Optional Memorial of Saint Albert the Great, bishop and doctor of the Church
(Wisdom 6:1-11; Luke 17:11-19)
St. Albert has been justifiably called “the great” for his many accomplishments. He excelled as a scientist, a philosopher, and a theologian. He also won the respect of both peers and superiors. He was elected provincial of his German Dominican province spending much time defending the mendicant orders from their detractors. He was also made a bishop with the task of reforming his diocese.

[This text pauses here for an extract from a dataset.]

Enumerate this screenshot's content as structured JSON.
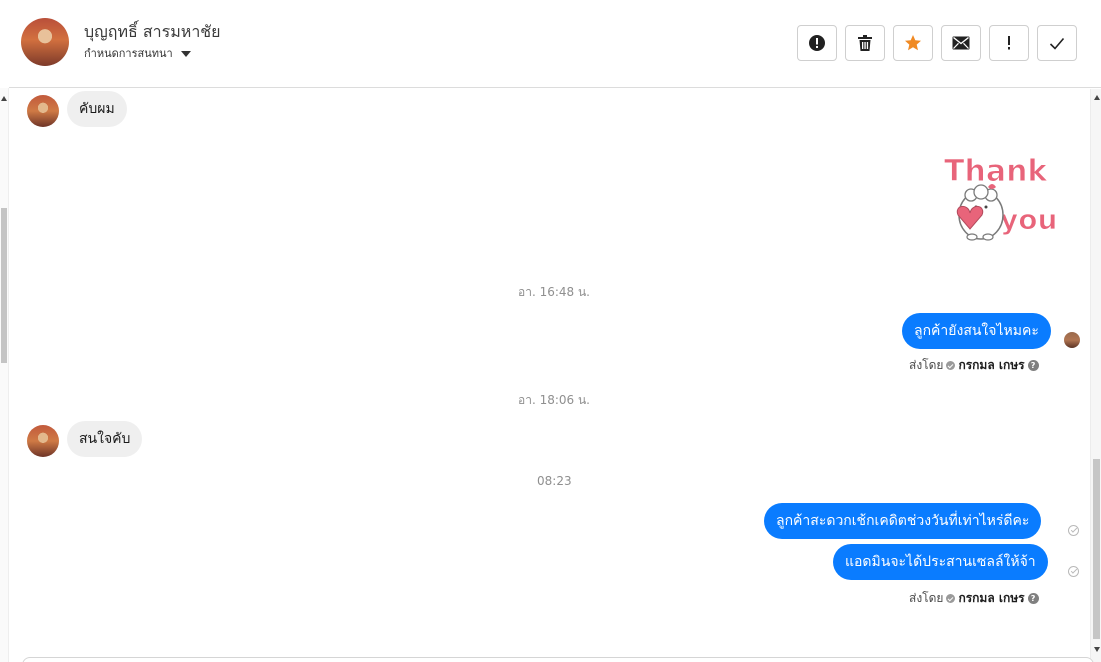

Albert could hardly have been a proud man. Despite his achievements and high positions he spent the last years of his life defending his student, St. Thomas Aquinas. The latter, whose name today is synonymous with Catholic orthodoxy, was accused of heresy for writing favorable things about pagan philosophers. As one who searched for truth, Albert did not allow the misjudgment to prevail. In the quest for righteousness Albert heeded the advice of today’s first reading. The Book of Wisdom teaches that great people must not exalt their own power. Rather, they need to both study and follow the ways of the Lord.
Our minds do not likely measure up to Albert’s intellect. Nor is it probable that we have his organizational capacity. But we can emulate his holiness. We can be humble before others. We can study and perhaps defend the truths which the Church teaches. Most of all, we can love God by seeking to do His will above everything else.